The five ways we read online (and what publishers can do to encourage the “good” ones)

Laura Hazard Owen:

From skimming and scanning to (the ultimate) reading, a new paper by Nir Grinberg looks at the ways we read online and introduces a novel measure for predicting how long readers will stick with an article.

Grinberg, a research fellow at the Harvard Institute for Quantitative Social Science jointly with the Northeastern’s Lazer Lab, looked at Chartbeat data for seven different publishers’ sites — a dataset of more than 7.7 million pageviews, on both mobile and desktop, of 66,821 news articles from the sites. (To protect the publishers’ privacy, they aren’t named in the paper, but Grinberg looked at a financial news site, a how-to site, a tech news site, a science news site, a site aimed at women, a sports site, and a magazine site.)

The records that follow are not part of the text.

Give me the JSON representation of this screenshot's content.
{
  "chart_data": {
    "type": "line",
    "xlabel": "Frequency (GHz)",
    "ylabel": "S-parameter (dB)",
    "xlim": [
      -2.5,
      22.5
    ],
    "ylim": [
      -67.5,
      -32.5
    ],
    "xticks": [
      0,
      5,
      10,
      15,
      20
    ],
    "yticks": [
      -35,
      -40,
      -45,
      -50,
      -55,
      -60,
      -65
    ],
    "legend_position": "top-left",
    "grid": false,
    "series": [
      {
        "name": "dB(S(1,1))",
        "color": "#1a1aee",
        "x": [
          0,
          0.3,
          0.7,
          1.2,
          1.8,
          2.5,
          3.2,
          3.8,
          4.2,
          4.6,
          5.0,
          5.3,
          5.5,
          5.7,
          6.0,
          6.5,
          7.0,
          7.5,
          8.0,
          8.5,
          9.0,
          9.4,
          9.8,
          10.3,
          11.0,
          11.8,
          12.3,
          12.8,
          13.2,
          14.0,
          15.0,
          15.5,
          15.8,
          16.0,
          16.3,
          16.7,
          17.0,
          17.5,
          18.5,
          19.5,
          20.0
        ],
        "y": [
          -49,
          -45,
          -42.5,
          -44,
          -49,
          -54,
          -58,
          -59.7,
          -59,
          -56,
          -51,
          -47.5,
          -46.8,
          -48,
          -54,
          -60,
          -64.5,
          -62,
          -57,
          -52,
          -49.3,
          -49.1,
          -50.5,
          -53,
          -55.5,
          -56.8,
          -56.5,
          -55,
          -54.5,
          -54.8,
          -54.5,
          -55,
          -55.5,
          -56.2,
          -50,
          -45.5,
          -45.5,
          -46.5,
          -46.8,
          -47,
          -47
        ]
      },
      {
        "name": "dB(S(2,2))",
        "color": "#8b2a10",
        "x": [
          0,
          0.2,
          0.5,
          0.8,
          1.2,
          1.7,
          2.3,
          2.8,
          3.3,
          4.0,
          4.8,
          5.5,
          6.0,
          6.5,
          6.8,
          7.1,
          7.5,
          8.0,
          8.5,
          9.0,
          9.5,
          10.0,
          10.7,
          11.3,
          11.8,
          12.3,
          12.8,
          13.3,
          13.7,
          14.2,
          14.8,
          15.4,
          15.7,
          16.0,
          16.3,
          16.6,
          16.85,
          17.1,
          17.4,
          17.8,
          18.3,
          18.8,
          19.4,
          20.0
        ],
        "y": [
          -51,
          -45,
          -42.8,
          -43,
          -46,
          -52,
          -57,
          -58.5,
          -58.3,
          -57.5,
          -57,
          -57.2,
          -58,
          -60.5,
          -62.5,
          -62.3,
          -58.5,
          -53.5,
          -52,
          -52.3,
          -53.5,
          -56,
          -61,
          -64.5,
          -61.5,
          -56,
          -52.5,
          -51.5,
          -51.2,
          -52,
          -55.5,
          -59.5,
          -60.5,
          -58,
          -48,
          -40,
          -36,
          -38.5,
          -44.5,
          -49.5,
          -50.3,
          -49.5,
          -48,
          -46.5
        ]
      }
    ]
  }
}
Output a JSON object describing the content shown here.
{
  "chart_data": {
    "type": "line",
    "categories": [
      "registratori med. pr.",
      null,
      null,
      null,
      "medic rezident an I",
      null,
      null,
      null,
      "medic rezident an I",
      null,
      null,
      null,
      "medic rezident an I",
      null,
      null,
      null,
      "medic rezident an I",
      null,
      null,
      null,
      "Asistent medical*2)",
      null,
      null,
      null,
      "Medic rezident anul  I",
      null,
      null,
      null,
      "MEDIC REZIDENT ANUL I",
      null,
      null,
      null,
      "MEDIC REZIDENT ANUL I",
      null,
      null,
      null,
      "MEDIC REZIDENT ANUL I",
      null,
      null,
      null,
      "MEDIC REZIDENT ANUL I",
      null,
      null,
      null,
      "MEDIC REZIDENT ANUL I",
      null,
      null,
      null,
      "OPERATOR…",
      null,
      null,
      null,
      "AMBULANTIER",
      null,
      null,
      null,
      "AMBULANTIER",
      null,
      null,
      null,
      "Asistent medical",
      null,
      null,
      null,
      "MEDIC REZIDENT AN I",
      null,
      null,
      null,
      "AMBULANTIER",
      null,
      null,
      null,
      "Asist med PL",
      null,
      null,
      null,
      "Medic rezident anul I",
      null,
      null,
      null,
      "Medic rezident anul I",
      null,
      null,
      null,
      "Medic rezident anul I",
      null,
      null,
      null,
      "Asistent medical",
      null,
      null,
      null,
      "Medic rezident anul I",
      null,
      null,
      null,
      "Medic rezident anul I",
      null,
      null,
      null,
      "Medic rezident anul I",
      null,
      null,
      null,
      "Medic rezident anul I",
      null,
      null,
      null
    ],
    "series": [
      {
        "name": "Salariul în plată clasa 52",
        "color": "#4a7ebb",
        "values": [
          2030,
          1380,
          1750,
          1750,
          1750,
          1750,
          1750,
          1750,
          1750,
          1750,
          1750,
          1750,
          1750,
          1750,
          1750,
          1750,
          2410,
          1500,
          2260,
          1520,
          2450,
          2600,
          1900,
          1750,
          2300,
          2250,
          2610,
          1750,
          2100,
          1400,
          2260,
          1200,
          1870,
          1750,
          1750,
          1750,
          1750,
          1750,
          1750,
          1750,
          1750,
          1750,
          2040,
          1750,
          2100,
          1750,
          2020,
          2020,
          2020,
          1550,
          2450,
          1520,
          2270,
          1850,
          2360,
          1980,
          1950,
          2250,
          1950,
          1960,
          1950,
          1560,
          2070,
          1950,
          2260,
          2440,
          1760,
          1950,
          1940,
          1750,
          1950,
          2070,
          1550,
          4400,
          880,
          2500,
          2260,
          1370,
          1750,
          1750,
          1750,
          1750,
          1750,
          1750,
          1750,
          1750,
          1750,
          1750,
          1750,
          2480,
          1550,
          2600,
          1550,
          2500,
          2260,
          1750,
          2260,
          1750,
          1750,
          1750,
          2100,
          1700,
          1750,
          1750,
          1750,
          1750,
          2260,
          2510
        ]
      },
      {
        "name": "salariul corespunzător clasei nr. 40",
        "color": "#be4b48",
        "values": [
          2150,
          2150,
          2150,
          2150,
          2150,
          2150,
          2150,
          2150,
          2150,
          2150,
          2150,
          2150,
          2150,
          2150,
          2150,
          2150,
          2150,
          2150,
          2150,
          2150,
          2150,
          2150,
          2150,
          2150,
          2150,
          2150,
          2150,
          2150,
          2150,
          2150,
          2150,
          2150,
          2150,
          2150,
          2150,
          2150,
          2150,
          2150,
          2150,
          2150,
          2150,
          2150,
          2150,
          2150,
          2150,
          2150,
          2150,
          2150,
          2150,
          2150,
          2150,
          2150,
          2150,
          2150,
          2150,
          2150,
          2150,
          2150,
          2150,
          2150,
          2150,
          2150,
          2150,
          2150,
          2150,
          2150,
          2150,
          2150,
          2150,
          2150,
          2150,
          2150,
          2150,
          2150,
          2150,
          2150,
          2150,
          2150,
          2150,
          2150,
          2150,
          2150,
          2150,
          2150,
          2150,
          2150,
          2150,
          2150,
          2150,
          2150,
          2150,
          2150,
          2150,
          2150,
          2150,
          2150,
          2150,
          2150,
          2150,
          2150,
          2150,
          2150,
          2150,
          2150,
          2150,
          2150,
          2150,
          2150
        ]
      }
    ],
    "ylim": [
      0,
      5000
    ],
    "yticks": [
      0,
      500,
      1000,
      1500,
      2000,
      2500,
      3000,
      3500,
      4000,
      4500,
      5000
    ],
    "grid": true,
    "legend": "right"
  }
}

Chartbeat, Grinberg said, already offers publishers pretty good tracking. “It’s one of the few companies that track what happens with a user after they click on a news article,” he told me. “Still, the actual measures it provides are kind of raw. It’ll tell you how much time a person has spent on a page, how far down the page they got, even something called ‘engaged time,’ which is the number of page interactions — mouse clicks, cursor movement, etc. But all of these are not particularly tailored to news; they could work on any web page.” Grinberg tailored these raw measures to create new metrics specifically for news articles.